Para a deputada estadual Mabel Canto (PSC), que ocupa o primeiro mandato na Assembleia Legislativa do Paraná, estar na política sendo mulher é um desafio. Segundo ela, os projetos apresentados por parlamentares femininas ou em prol das mulheres têm mais dificuldade de aprovação. “A violência política é real, ela existe, ela é diária. Eu, por exemplo, já pude experimentar algumas, infelizmente. Em plenário, ao defender um projeto de minha autoria, em favor das mulheres paranaenses, que havia sido vetado pelo governador, eu fui chamada de hipócrita no meio dessa discussão. E sem contar nas campanhas eleitorais”, relata.
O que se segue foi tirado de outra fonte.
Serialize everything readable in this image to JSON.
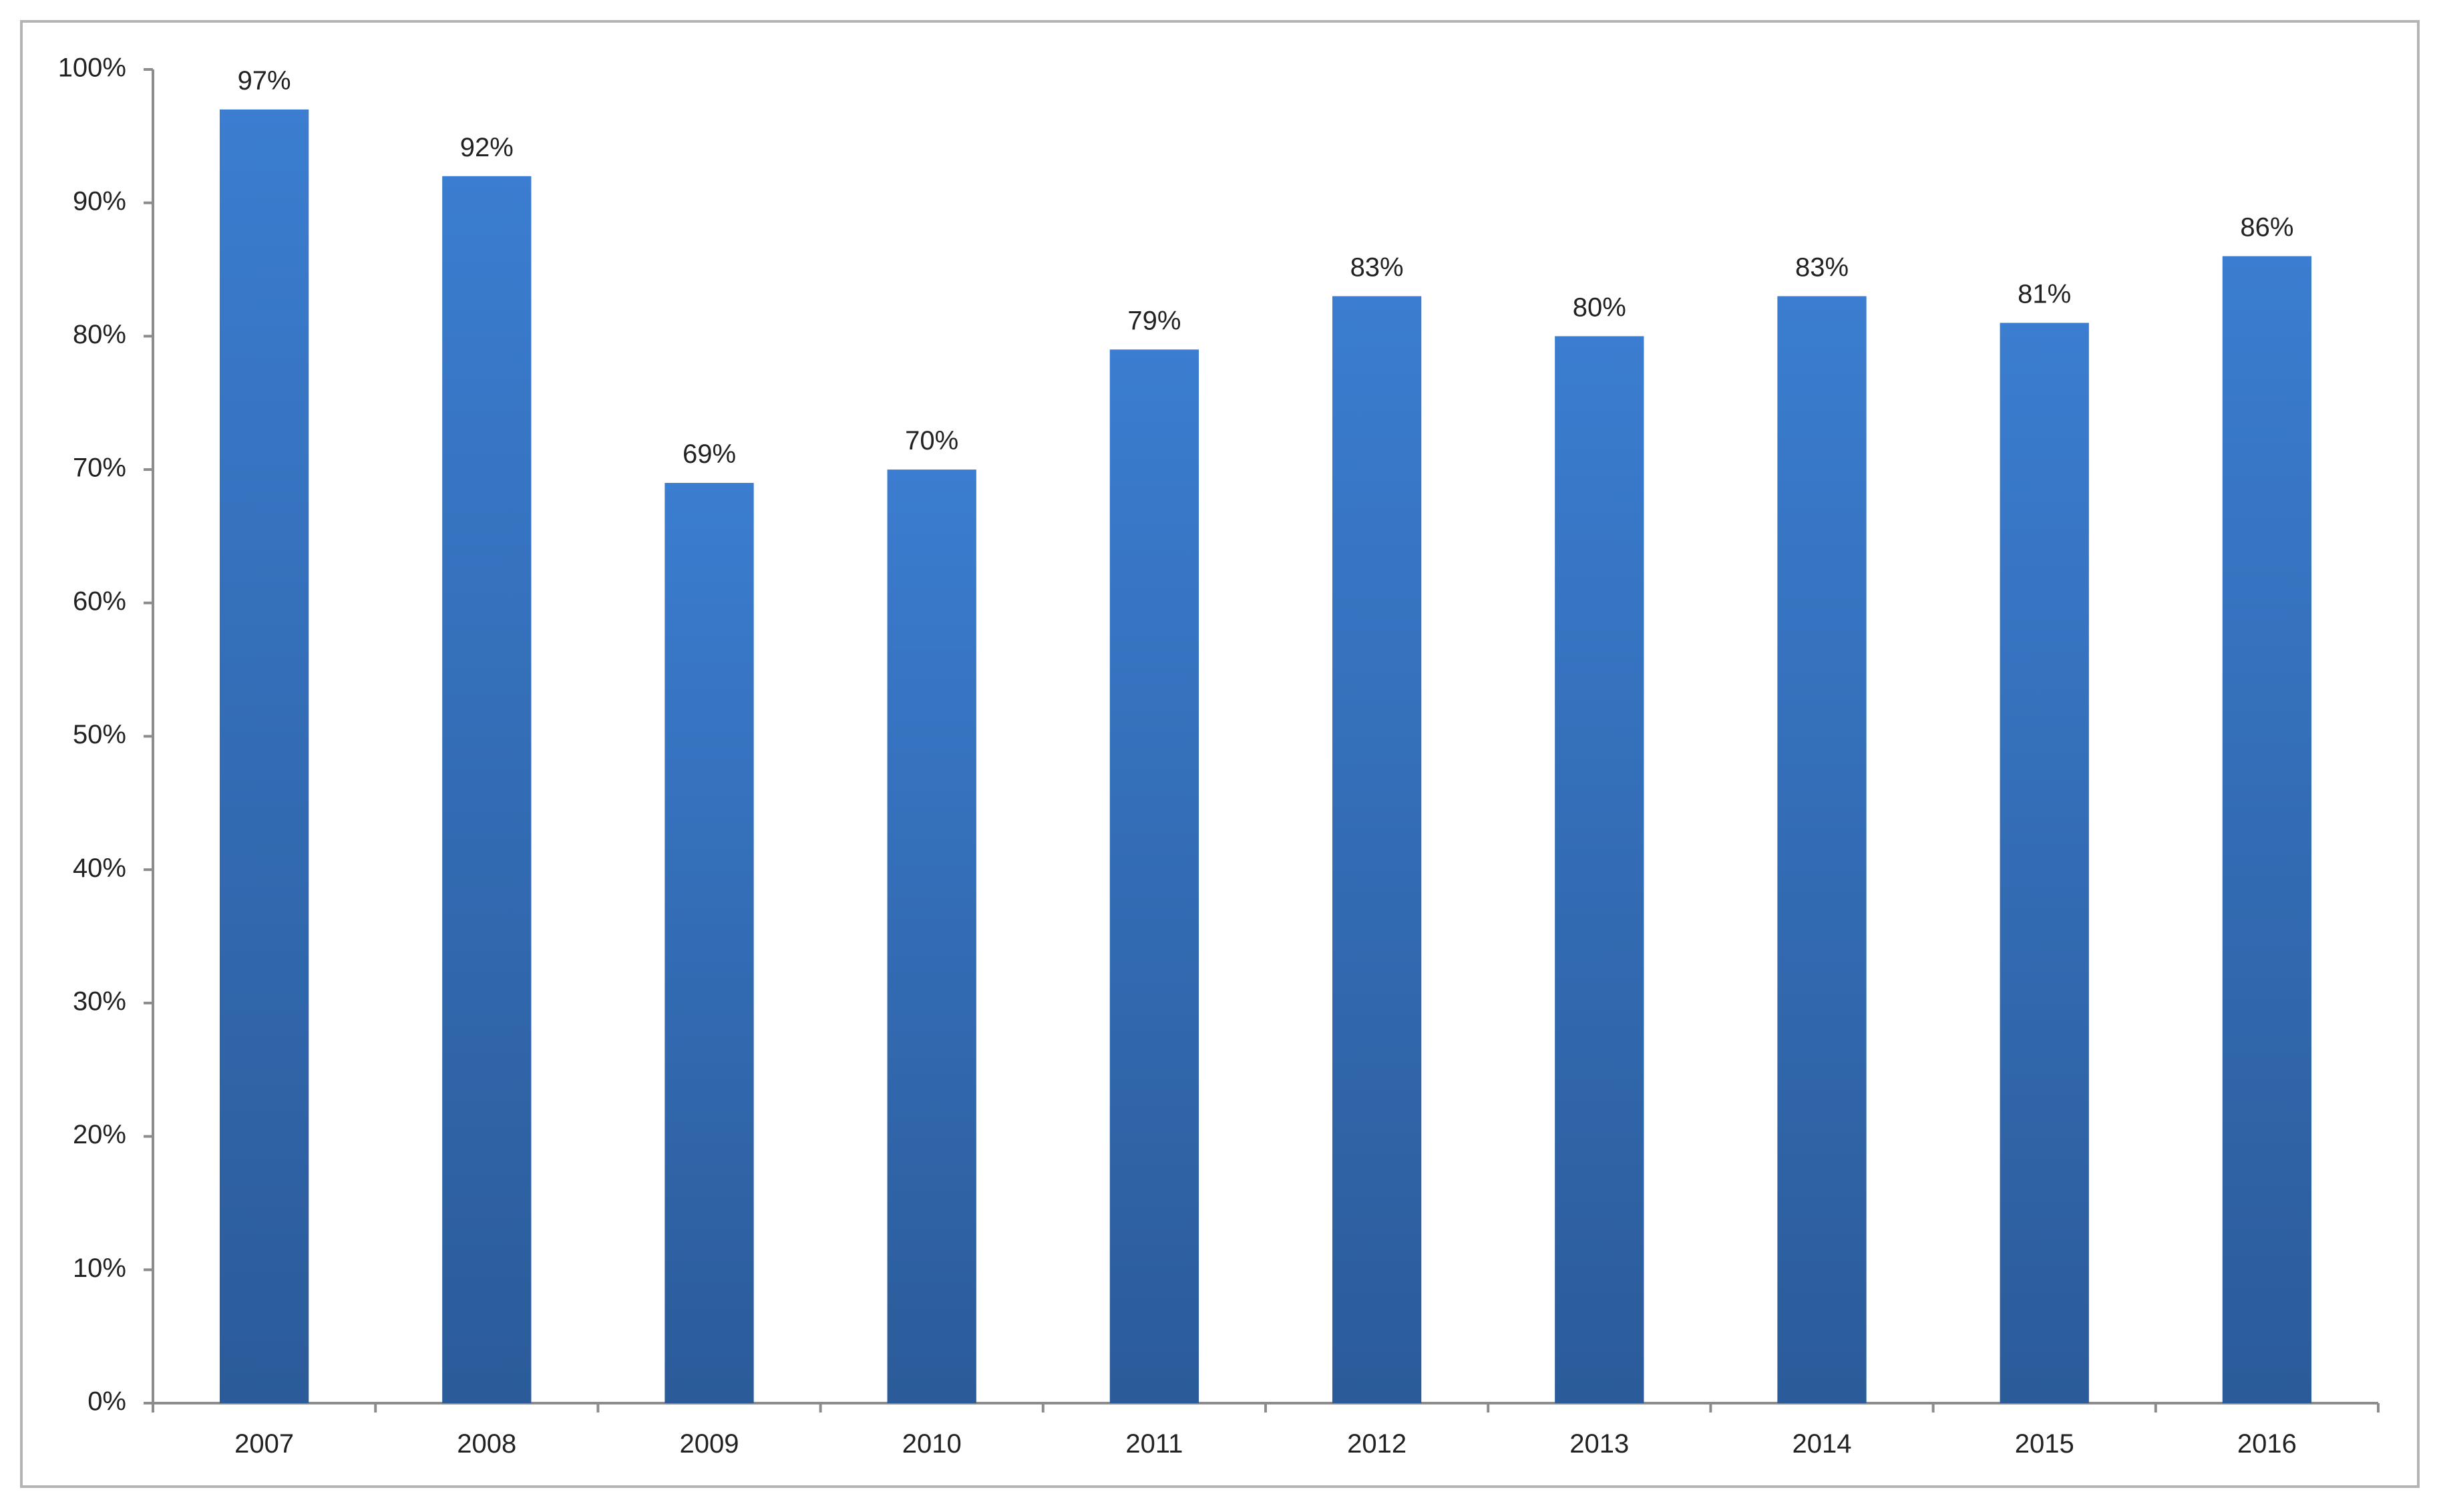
{
  "chart_data": {
    "type": "bar",
    "categories": [
      "2007",
      "2008",
      "2009",
      "2010",
      "2011",
      "2012",
      "2013",
      "2014",
      "2015",
      "2016"
    ],
    "values": [
      97,
      92,
      69,
      70,
      79,
      83,
      80,
      83,
      81,
      86
    ],
    "data_labels": [
      "97%",
      "92%",
      "69%",
      "70%",
      "79%",
      "83%",
      "80%",
      "83%",
      "81%",
      "86%"
    ],
    "y_ticks": [
      0,
      10,
      20,
      30,
      40,
      50,
      60,
      70,
      80,
      90,
      100
    ],
    "y_tick_labels": [
      "0%",
      "10%",
      "20%",
      "30%",
      "40%",
      "50%",
      "60%",
      "70%",
      "80%",
      "90%",
      "100%"
    ],
    "ylim": [
      0,
      100
    ],
    "title": "",
    "xlabel": "",
    "ylabel": "",
    "grid": false,
    "legend": "none",
    "colors": {
      "bar_top": "#3b7dd0",
      "bar_bottom": "#2b5b99",
      "axis": "#8c8c8c",
      "frame": "#b4b4b4",
      "text": "#222222"
    }
  }
}
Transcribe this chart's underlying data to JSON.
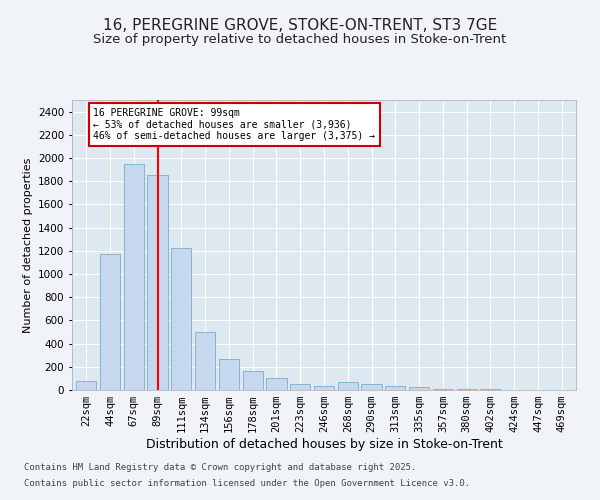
{
  "title1": "16, PEREGRINE GROVE, STOKE-ON-TRENT, ST3 7GE",
  "title2": "Size of property relative to detached houses in Stoke-on-Trent",
  "xlabel": "Distribution of detached houses by size in Stoke-on-Trent",
  "ylabel": "Number of detached properties",
  "categories": [
    "22sqm",
    "44sqm",
    "67sqm",
    "89sqm",
    "111sqm",
    "134sqm",
    "156sqm",
    "178sqm",
    "201sqm",
    "223sqm",
    "246sqm",
    "268sqm",
    "290sqm",
    "313sqm",
    "335sqm",
    "357sqm",
    "380sqm",
    "402sqm",
    "424sqm",
    "447sqm",
    "469sqm"
  ],
  "values": [
    75,
    1175,
    1950,
    1850,
    1225,
    500,
    265,
    165,
    100,
    55,
    35,
    65,
    50,
    35,
    25,
    10,
    5,
    5,
    3,
    2,
    2
  ],
  "bar_color": "#c5d8ed",
  "bar_edge_color": "#7aadcf",
  "red_line_index": 3,
  "annotation_text": "16 PEREGRINE GROVE: 99sqm\n← 53% of detached houses are smaller (3,936)\n46% of semi-detached houses are larger (3,375) →",
  "annotation_box_color": "#ffffff",
  "annotation_box_edge": "#cc0000",
  "ylim": [
    0,
    2500
  ],
  "yticks": [
    0,
    200,
    400,
    600,
    800,
    1000,
    1200,
    1400,
    1600,
    1800,
    2000,
    2200,
    2400
  ],
  "bg_color": "#dde8f0",
  "grid_color": "#ffffff",
  "fig_bg_color": "#f0f4f8",
  "footer1": "Contains HM Land Registry data © Crown copyright and database right 2025.",
  "footer2": "Contains public sector information licensed under the Open Government Licence v3.0.",
  "title1_fontsize": 11,
  "title2_fontsize": 9.5,
  "xlabel_fontsize": 9,
  "ylabel_fontsize": 8,
  "tick_fontsize": 7.5,
  "footer_fontsize": 6.5
}
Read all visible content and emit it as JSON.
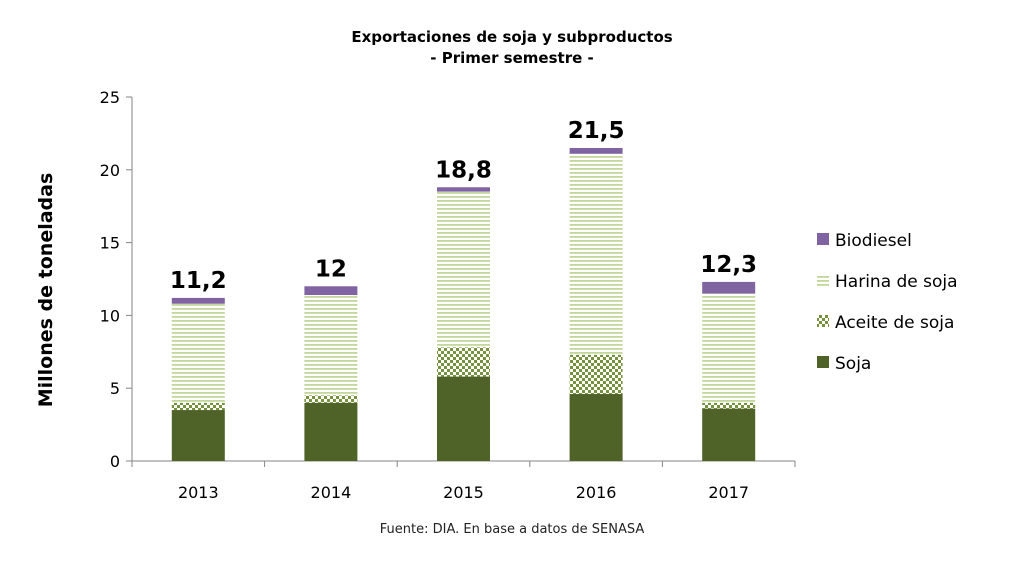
{
  "chart_data": {
    "type": "bar",
    "stacked": true,
    "title": "Exportaciones de soja y subproductos",
    "subtitle": "- Primer semestre -",
    "ylabel": "Millones de toneladas",
    "xlabel": "",
    "ylim": [
      0,
      25
    ],
    "yticks": [
      0,
      5,
      10,
      15,
      20,
      25
    ],
    "categories": [
      "2013",
      "2014",
      "2015",
      "2016",
      "2017"
    ],
    "series": [
      {
        "name": "Soja",
        "values": [
          3.5,
          4.0,
          5.8,
          4.6,
          3.6
        ]
      },
      {
        "name": "Aceite de soja",
        "values": [
          0.5,
          0.5,
          2.0,
          2.7,
          0.4
        ]
      },
      {
        "name": "Harina de soja",
        "values": [
          6.8,
          6.9,
          10.7,
          13.8,
          7.5
        ]
      },
      {
        "name": "Biodiesel",
        "values": [
          0.4,
          0.6,
          0.3,
          0.4,
          0.8
        ]
      }
    ],
    "totals": [
      "11,2",
      "12",
      "18,8",
      "21,5",
      "12,3"
    ],
    "legend_order": [
      "Biodiesel",
      "Harina de soja",
      "Aceite de soja",
      "Soja"
    ],
    "legend_position": "right",
    "grid": false,
    "colors": {
      "Soja": "#4f6228",
      "Aceite de soja": "#76923c",
      "Harina de soja": "#c3d69b",
      "Biodiesel": "#8064a2"
    }
  },
  "source": "Fuente: DIA. En base a datos de SENASA"
}
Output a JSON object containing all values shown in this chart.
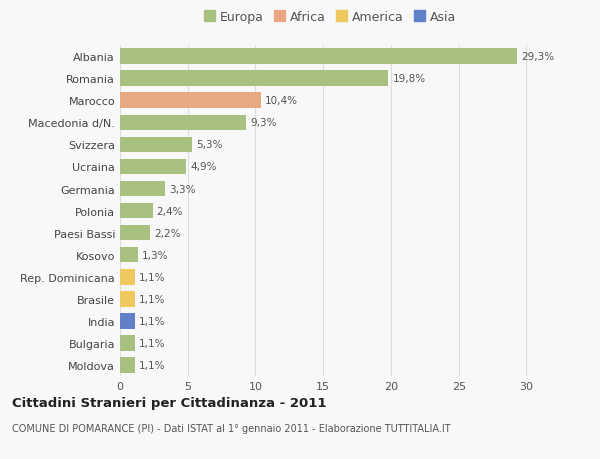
{
  "categories": [
    "Albania",
    "Romania",
    "Marocco",
    "Macedonia d/N.",
    "Svizzera",
    "Ucraina",
    "Germania",
    "Polonia",
    "Paesi Bassi",
    "Kosovo",
    "Rep. Dominicana",
    "Brasile",
    "India",
    "Bulgaria",
    "Moldova"
  ],
  "values": [
    29.3,
    19.8,
    10.4,
    9.3,
    5.3,
    4.9,
    3.3,
    2.4,
    2.2,
    1.3,
    1.1,
    1.1,
    1.1,
    1.1,
    1.1
  ],
  "labels": [
    "29,3%",
    "19,8%",
    "10,4%",
    "9,3%",
    "5,3%",
    "4,9%",
    "3,3%",
    "2,4%",
    "2,2%",
    "1,3%",
    "1,1%",
    "1,1%",
    "1,1%",
    "1,1%",
    "1,1%"
  ],
  "colors": [
    "#a8c080",
    "#a8c080",
    "#e8a882",
    "#a8c080",
    "#a8c080",
    "#a8c080",
    "#a8c080",
    "#a8c080",
    "#a8c080",
    "#a8c080",
    "#f0c860",
    "#f0c860",
    "#6080c8",
    "#a8c080",
    "#a8c080"
  ],
  "legend": {
    "Europa": "#a8c080",
    "Africa": "#e8a882",
    "America": "#f0c860",
    "Asia": "#6080c8"
  },
  "title": "Cittadini Stranieri per Cittadinanza - 2011",
  "subtitle": "COMUNE DI POMARANCE (PI) - Dati ISTAT al 1° gennaio 2011 - Elaborazione TUTTITALIA.IT",
  "xlim": [
    0,
    31
  ],
  "xticks": [
    0,
    5,
    10,
    15,
    20,
    25,
    30
  ],
  "background_color": "#f8f8f8",
  "grid_color": "#dddddd"
}
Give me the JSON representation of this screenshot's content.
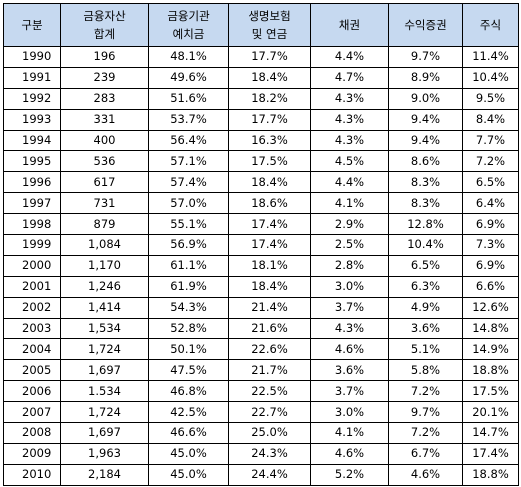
{
  "table": {
    "header": [
      [
        "구분"
      ],
      [
        "금융자산",
        "합계"
      ],
      [
        "금융기관",
        "예치금"
      ],
      [
        "생명보험",
        "및 연금"
      ],
      [
        "채권"
      ],
      [
        "수익증권"
      ],
      [
        "주식"
      ]
    ],
    "rows": [
      [
        "1990",
        "196",
        "48.1%",
        "17.7%",
        "4.4%",
        "9.7%",
        "11.4%"
      ],
      [
        "1991",
        "239",
        "49.6%",
        "18.4%",
        "4.7%",
        "8.9%",
        "10.4%"
      ],
      [
        "1992",
        "283",
        "51.6%",
        "18.2%",
        "4.3%",
        "9.0%",
        "9.5%"
      ],
      [
        "1993",
        "331",
        "53.7%",
        "17.7%",
        "4.3%",
        "9.4%",
        "8.4%"
      ],
      [
        "1994",
        "400",
        "56.4%",
        "16.3%",
        "4.3%",
        "9.4%",
        "7.7%"
      ],
      [
        "1995",
        "536",
        "57.1%",
        "17.5%",
        "4.5%",
        "8.6%",
        "7.2%"
      ],
      [
        "1996",
        "617",
        "57.4%",
        "18.4%",
        "4.4%",
        "8.3%",
        "6.5%"
      ],
      [
        "1997",
        "731",
        "57.0%",
        "18.6%",
        "4.1%",
        "8.3%",
        "6.4%"
      ],
      [
        "1998",
        "879",
        "55.1%",
        "17.4%",
        "2.9%",
        "12.8%",
        "6.9%"
      ],
      [
        "1999",
        "1,084",
        "56.9%",
        "17.4%",
        "2.5%",
        "10.4%",
        "7.3%"
      ],
      [
        "2000",
        "1,170",
        "61.1%",
        "18.1%",
        "2.8%",
        "6.5%",
        "6.9%"
      ],
      [
        "2001",
        "1,246",
        "61.9%",
        "18.4%",
        "3.0%",
        "6.3%",
        "6.6%"
      ],
      [
        "2002",
        "1,414",
        "54.3%",
        "21.4%",
        "3.7%",
        "4.9%",
        "12.6%"
      ],
      [
        "2003",
        "1,534",
        "52.8%",
        "21.6%",
        "4.3%",
        "3.6%",
        "14.8%"
      ],
      [
        "2004",
        "1,724",
        "50.1%",
        "22.6%",
        "4.6%",
        "5.1%",
        "14.9%"
      ],
      [
        "2005",
        "1,697",
        "47.5%",
        "21.7%",
        "3.6%",
        "5.8%",
        "18.8%"
      ],
      [
        "2006",
        "1.534",
        "46.8%",
        "22.5%",
        "3.7%",
        "7.2%",
        "17.5%"
      ],
      [
        "2007",
        "1,724",
        "42.5%",
        "22.7%",
        "3.0%",
        "9.7%",
        "20.1%"
      ],
      [
        "2008",
        "1,697",
        "46.6%",
        "25.0%",
        "4.1%",
        "7.2%",
        "14.7%"
      ],
      [
        "2009",
        "1,963",
        "45.0%",
        "24.3%",
        "4.6%",
        "6.7%",
        "17.4%"
      ],
      [
        "2010",
        "2,184",
        "45.0%",
        "24.4%",
        "5.2%",
        "4.6%",
        "18.8%"
      ]
    ]
  }
}
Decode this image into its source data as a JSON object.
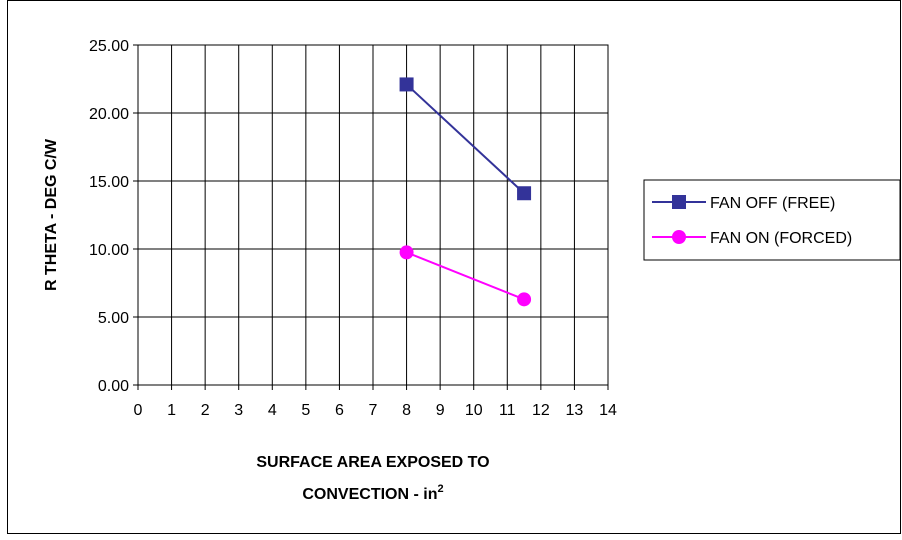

Ela é uma das cinco deputadas na Assembleia, que conta com 54 parlamentares.
A professora Elza Correia, ex-deputada estadual e ex-vereadora de Londrina, destaca que quando uma mulher consegue romper a barreira da sociedade e ocupar um cargo político, imediatamente percebe que muitos homens que estão nesse meio tendem a delimitar o espaço dela. “São inúmeros os desafios, afinal o parlamento reproduz a sociedade brasileira, que é machista, misógina e bastante preconceituosa em relação às mulheres. Hoje, nós somos 42% da população economicamente ativa e ainda vivemos esses grandes desafios, porque o modelo cultural que prevalece na sociedade define que lugar de mulher não é na política, não é nos espaços públicos”, analisa.
CÓDIGO ELEITORAL
Em agosto deste ano, o governo federal sancionou a lei 14.192, que alterou o Código eleitoral e passou a definir e punir a violência política contra a mulher. Estão proibidas a discriminação e a desigualdade de tratamento por gênero.
Ana Claudia Santano acredita que o caminho ainda é longo e denúncias precisam ser feitas, porque a política continua a ser a área onde se verificam menos progressos até o momento.
“O que a gente precisa fazer primeiro é desnaturalizar a prática, ou seja, a gente precisa parar de pensar que ter o couro duro, que é o que muitas vezes dizem das mulheres, não faz parte da política. Que o maltrato por ela ser mulher não tem que fazer parte da política. Então as mulheres precisam ser tratadas como qualquer outra pessoa pública e não ser estigmatizadas por causa do gênero”, ressalta.